(DJ Bolsa)– A mais recente atualização das previsões económicas da Reserva Federal dos EUA mostra que os responsáveis ainda preveem mais um aumento este ano, após a subida desta quarta-feira. Apesar disso, as previsões mostram uma projeção mais fraca para a inflação e um outlook mais positivo para o mercado de trabalho.
As previsões foram divulgadas a par do resultado da reunião do Comité de Operações no Mercado Aberto, ou FOMC.
Os responsáveis da Fed votaram a favor de uma subida das taxas de juro pela segunda vez este ano, aumentando o alvo das taxas de curto prazo para um intervalo entre 1% e 1,25%, como era previsto.

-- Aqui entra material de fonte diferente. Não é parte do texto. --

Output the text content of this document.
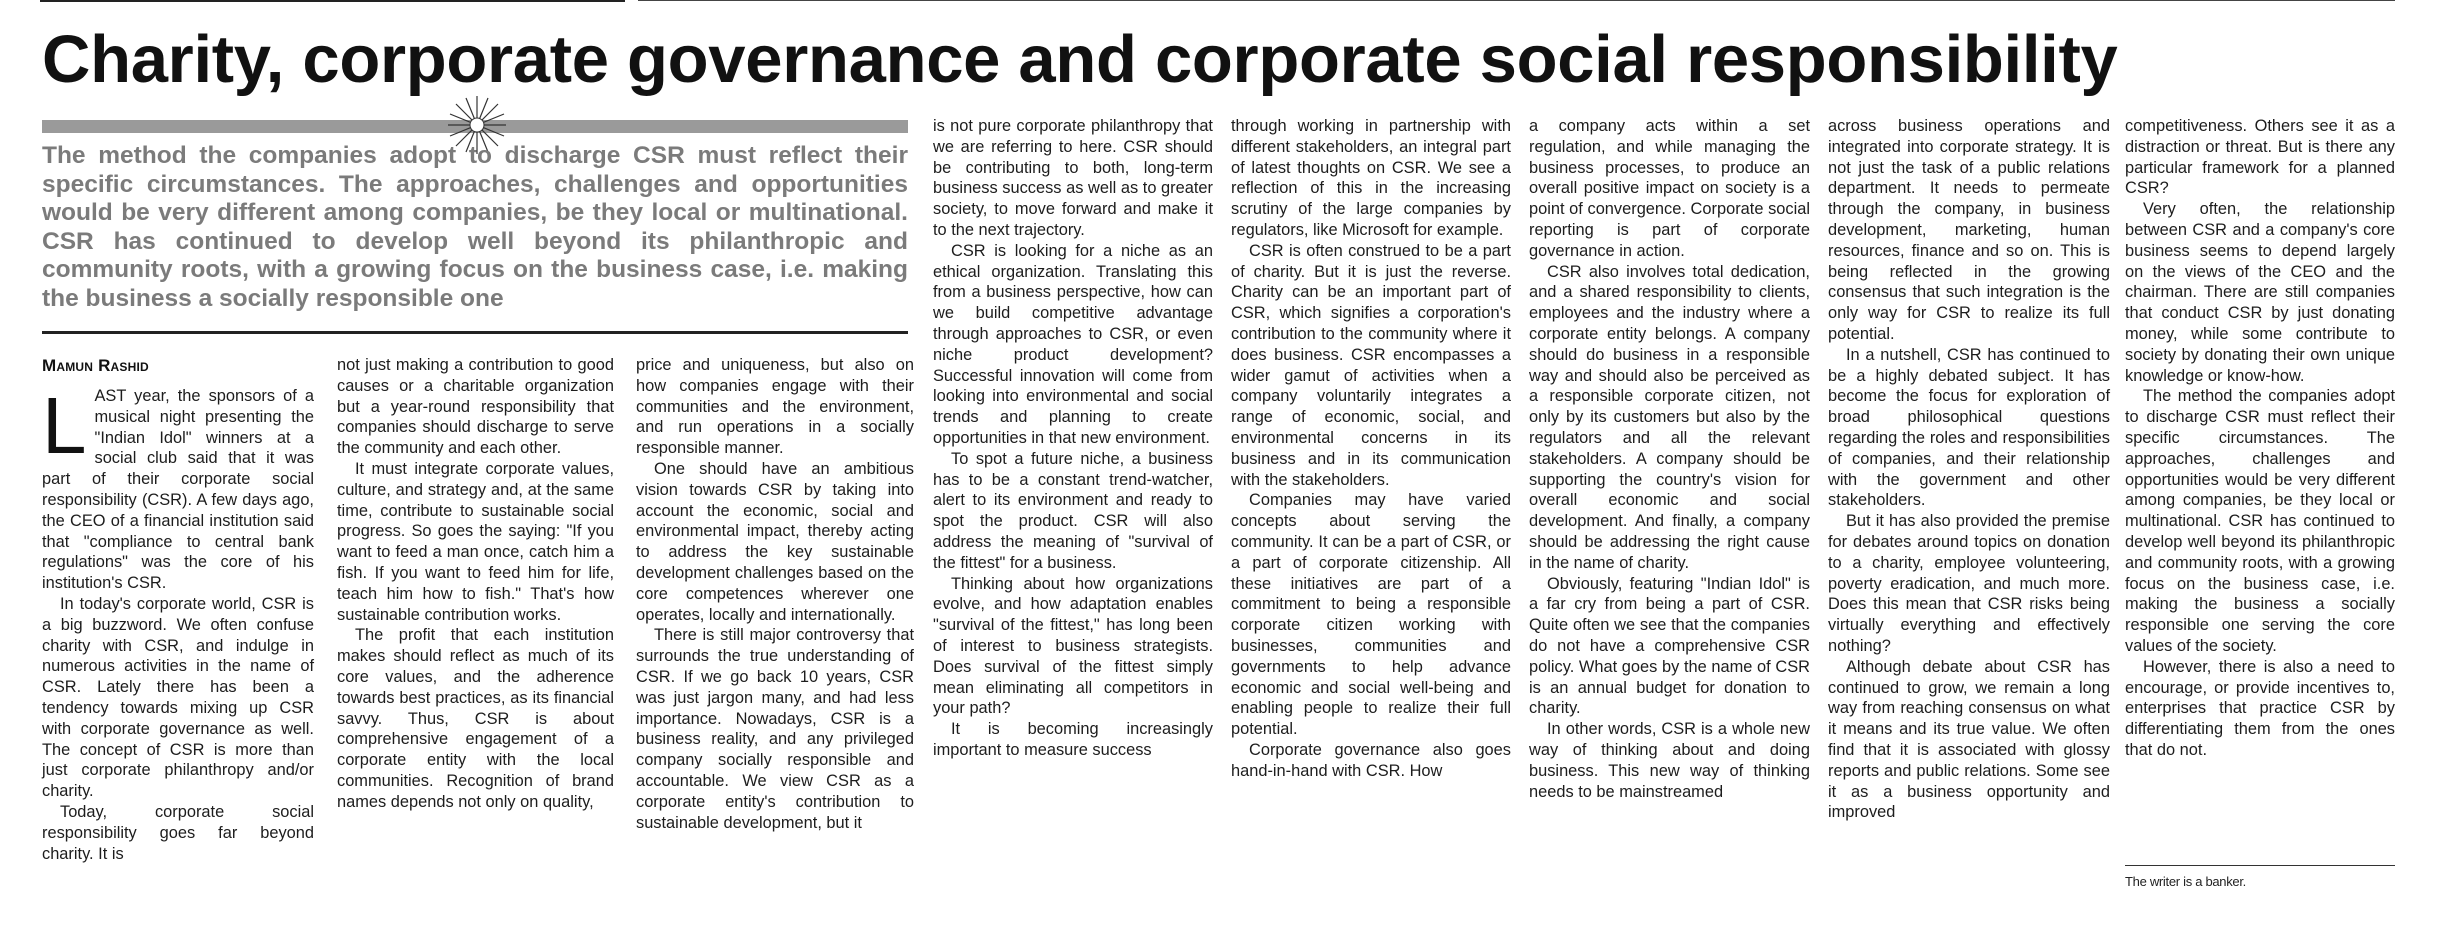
Charity, corporate governance and corporate social responsibility
The method the companies adopt to discharge CSR must reflect their specific circumstances. The approaches, challenges and opportunities would be very different among companies, be they local or multinational. CSR has continued to develop well beyond its philanthropic and community roots, with a growing focus on the business case, i.e. making the business a socially responsible one
Mamun Rashid
L AST year, the sponsors of a musical night presenting the "Indian Idol" winners at a social club said that it was part of their corporate social responsibility (CSR). A few days ago, the CEO of a financial institution said that "compliance to central bank regulations" was the core of his institution's CSR.

In today's corporate world, CSR is a big buzzword. We often confuse charity with CSR, and indulge in numerous activities in the name of CSR. Lately there has been a tendency towards mixing up CSR with corporate governance as well. The concept of CSR is more than just corporate philanthropy and/or charity.

Today, corporate social responsibility goes far beyond charity. It is

not just making a contribution to good causes or a charitable organization but a year-round responsibility that companies should discharge to serve the community and each other.

It must integrate corporate values, culture, and strategy and, at the same time, contribute to sustainable social progress. So goes the saying: "If you want to feed a man once, catch him a fish. If you want to feed him for life, teach him how to fish." That's how sustainable contribution works.

The profit that each institution makes should reflect as much of its core values, and the adherence towards best practices, as its financial savvy. Thus, CSR is about comprehensive engagement of a corporate entity with the local communities. Recognition of brand names depends not only on quality,

price and uniqueness, but also on how companies engage with their communities and the environment, and run operations in a socially responsible manner.

One should have an ambitious vision towards CSR by taking into account the economic, social and environmental impact, thereby acting to address the key sustainable development challenges based on the core competences wherever one operates, locally and internationally.

There is still major controversy that surrounds the true understanding of CSR. If we go back 10 years, CSR was just jargon many, and had less importance. Nowadays, CSR is a business reality, and any privileged company socially responsible and accountable. We view CSR as a corporate entity's contribution to sustainable development, but it

is not pure corporate philanthropy that we are referring to here. CSR should be contributing to both, long-term business success as well as to greater society, to move forward and make it to the next trajectory.

CSR is looking for a niche as an ethical organization. Translating this from a business perspective, how can we build competitive advantage through approaches to CSR, or even niche product development? Successful innovation will come from looking into environmental and social trends and planning to create opportunities in that new environment.

To spot a future niche, a business has to be a constant trend-watcher, alert to its environment and ready to spot the product. CSR will also address the meaning of "survival of the fittest" for a business.

Thinking about how organizations evolve, and how adaptation enables "survival of the fittest," has long been of interest to business strategists. Does survival of the fittest simply mean eliminating all competitors in your path?

It is becoming increasingly important to measure success

through working in partnership with different stakeholders, an integral part of latest thoughts on CSR. We see a reflection of this in the increasing scrutiny of the large companies by regulators, like Microsoft for example.

CSR is often construed to be a part of charity. But it is just the reverse. Charity can be an important part of CSR, which signifies a corporation's contribution to the community where it does business. CSR encompasses a wider gamut of activities when a company voluntarily integrates a range of economic, social, and environmental concerns in its business and in its communication with the stakeholders.

Companies may have varied concepts about serving the community. It can be a part of CSR, or a part of corporate citizenship. All these initiatives are part of a commitment to being a responsible corporate citizen working with businesses, communities and governments to help advance economic and social well-being and enabling people to realize their full potential.

Corporate governance also goes hand-in-hand with CSR. How

a company acts within a set regulation, and while managing the business processes, to produce an overall positive impact on society is a point of convergence. Corporate social reporting is part of corporate governance in action.

CSR also involves total dedication, and a shared responsibility to clients, employees and the industry where a corporate entity belongs. A company should do business in a responsible way and should also be perceived as a responsible corporate citizen, not only by its customers but also by the regulators and all the relevant stakeholders. A company should be supporting the country's vision for overall economic and social development. And finally, a company should be addressing the right cause in the name of charity.

Obviously, featuring "Indian Idol" is a far cry from being a part of CSR. Quite often we see that the companies do not have a comprehensive CSR policy. What goes by the name of CSR is an annual budget for donation to charity.

In other words, CSR is a whole new way of thinking about and doing business. This new way of thinking needs to be mainstreamed

across business operations and integrated into corporate strategy. It is not just the task of a public relations department. It needs to permeate through the company, in business development, marketing, human resources, finance and so on. This is being reflected in the growing consensus that such integration is the only way for CSR to realize its full potential.

In a nutshell, CSR has continued to be a highly debated subject. It has become the focus for exploration of broad philosophical questions regarding the roles and responsibilities of companies, and their relationship with the government and other stakeholders.

But it has also provided the premise for debates around topics on donation to a charity, employee volunteering, poverty eradication, and much more. Does this mean that CSR risks being virtually everything and effectively nothing?

Although debate about CSR has continued to grow, we remain a long way from reaching consensus on what it means and its true value. We often find that it is associated with glossy reports and public relations. Some see it as a business opportunity and improved

competitiveness. Others see it as a distraction or threat. But is there any particular framework for a planned CSR?

Very often, the relationship between CSR and a company's core business seems to depend largely on the views of the CEO and the chairman. There are still companies that conduct CSR by just donating money, while some contribute to society by donating their own unique knowledge or know-how.

The method the companies adopt to discharge CSR must reflect their specific circumstances. The approaches, challenges and opportunities would be very different among companies, be they local or multinational. CSR has continued to develop well beyond its philanthropic and community roots, with a growing focus on the business case, i.e. making the business a socially responsible one serving the core values of the society.

However, there is also a need to encourage, or provide incentives to, enterprises that practice CSR by differentiating them from the ones that do not.

The writer is a banker.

O denominado “gráfico de pontos” que compila as projeções para as taxas de juro pelos responsáveis da Fed, revela mudanças muito modestas relativamente ao que os responsáveis preveem para o curso das taxas de juro.
As projeções médias para as taxas de juro da Fed permanecem em 1,4% para 2017, ao passo que a previsão para 2018 mantém-se em 2,1%. As expectativas médias de longo prazo dos responsáveis para as taxas de juro — essencialmente quando é que preveem que a subida das taxas termine — continuam no alvo de 3%.
Na frente económica, a Fed espera que a inflação permaneça reduzida este ano, mas que suba para o alvo de 2% em 2018. Os responsáveis subiram a previsão média para as pressões inflacionistas este ano para um crescimento de 1,6%, face a 1,9% em março.
No mercado de trabalho, os responsáveis parecem ter reagido aos mais recentes dados que mostraram que a taxa de desemprego caiu em maio para 4,3% e reduziram a estimativa do desemprego de 2017 para o mesmo nível, face às previsões de março de 4,5%. Para 2018, as previsões médias dos responsáveis apontam para uma taxa de desemprego de 4,2%.
Relativamente ao crescimento, a projeção média dos responsáveis para 2017 situa-se em 2,2%, face à estimativa de 2,1% em março.
As alterações às previsões do banco central eram amplamente esperadas, tendo em conta os dados económicos recentes que mostraram uma tendência de desaceleração da inflação e uma robustez surpreendente do mercado de trabalho.